1911 bestellt die Gemeinde eine Kommission für den Bau eines neuen Schulhauses. Zwei Jahre später beschloss die Gemeindeversammlung den Schulkreis Mauensee zu belassen und oberhalb der Käserei einen Neubau zu planen. Der erste Weltkrieg machte dieses Vorhaben zunichte. 1928 wurde die Kommission wieder aktiv und ergänzt. Am 23. März 1931 entschied sich die Gemeindeversammlung für den heutigen Standort am damals noch offenen “Schürlibach”. Die feierliche Einweihung erfolgte an Pfingsten 1933. Die Bauabrechung schloss mit 4’500 Franken unter dem Kostenvoranschlag mit 98’168 Franken ab.
Das angefangene Schuljahr wurde noch als Gesamtschule zu Ende geführt. Auf Schulanfang 1934 wurde die Schule geteilt. Lehrer Friedrich Lustenberger, der ab 1922 erfolgreich die Gesamtschule führte, übernahm die Unterschule von der 1. bis 3. Klasse. Als neue Lehrkraft begann Robert Gut von Kaltbach die Lehrtätigkeit mit der 4. bis 6. Klasse, dazu im Winter noch die 7. Klasse.
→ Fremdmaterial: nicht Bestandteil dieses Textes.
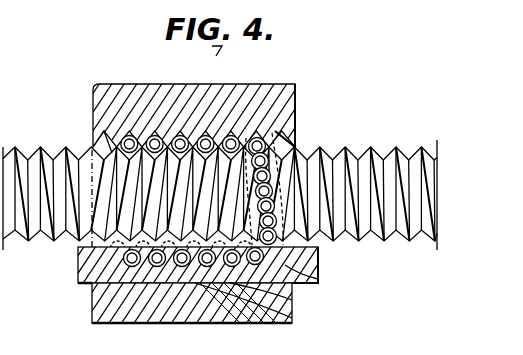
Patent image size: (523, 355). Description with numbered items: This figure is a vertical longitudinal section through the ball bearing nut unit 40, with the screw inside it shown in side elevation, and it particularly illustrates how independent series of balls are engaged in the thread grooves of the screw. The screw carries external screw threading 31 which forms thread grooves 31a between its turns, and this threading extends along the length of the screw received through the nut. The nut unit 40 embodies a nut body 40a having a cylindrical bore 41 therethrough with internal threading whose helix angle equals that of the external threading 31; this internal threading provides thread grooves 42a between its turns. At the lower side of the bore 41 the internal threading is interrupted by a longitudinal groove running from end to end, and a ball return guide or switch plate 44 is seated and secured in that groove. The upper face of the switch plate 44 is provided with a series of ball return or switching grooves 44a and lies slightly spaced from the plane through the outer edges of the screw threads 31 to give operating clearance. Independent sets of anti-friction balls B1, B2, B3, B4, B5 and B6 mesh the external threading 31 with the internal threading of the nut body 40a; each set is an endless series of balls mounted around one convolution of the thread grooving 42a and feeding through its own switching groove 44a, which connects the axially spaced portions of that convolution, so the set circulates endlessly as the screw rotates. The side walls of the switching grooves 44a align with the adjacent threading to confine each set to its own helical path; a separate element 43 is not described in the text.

The external screw threading 31 is at (346, 147).
The thread grooves 31a is at (408, 146).
The ball bearing nut unit 40 is at (143, 77).
The nut body 40a is at (299, 77).
The cylindrical bore 41 is at (294, 143).
The thread grooves of internal threading 42a is at (95, 143).
The lower plate 43 is at (311, 353).
The ball return guide or switch plate 44 is at (307, 263).
The ball return or switching grooves 44a is at (73, 279).
The set of anti-friction balls B1 is at (133, 264).
The set of anti-friction balls B2 is at (160, 264).
The set of anti-friction balls B3 is at (200, 264).
The set of anti-friction balls B4 is at (292, 322).
The set of anti-friction balls B5 is at (295, 303).
The set of anti-friction balls B6 is at (305, 265).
Die schwierigen Verhältnisse an der Schule Kaltbach während der Zeit des Lehrermangels verlangten auch dort eine bessere Lösung. Gemeinderat, Schulpflege und eine spezielle Kommission gingen das Problem von Grund auf an und kamen 1971 zum Schluss, die Schule Kaltbach aufzuheben. Ein Schulbus sollte die Kinder nach Mauensee transportieren. Platz konnte notdürftig im Gemeindesaal beschafft werden. Als Übergangslösung wurde ein Schulpavillon mit zwei Klassenzimmern erstellt. Von Anfang an war klar, dass diese Lösung nicht eine definitive sein konnte. Die Schülerzahlen bewegten sich in dieser Zeit zwischen 80 und 90 Kindern.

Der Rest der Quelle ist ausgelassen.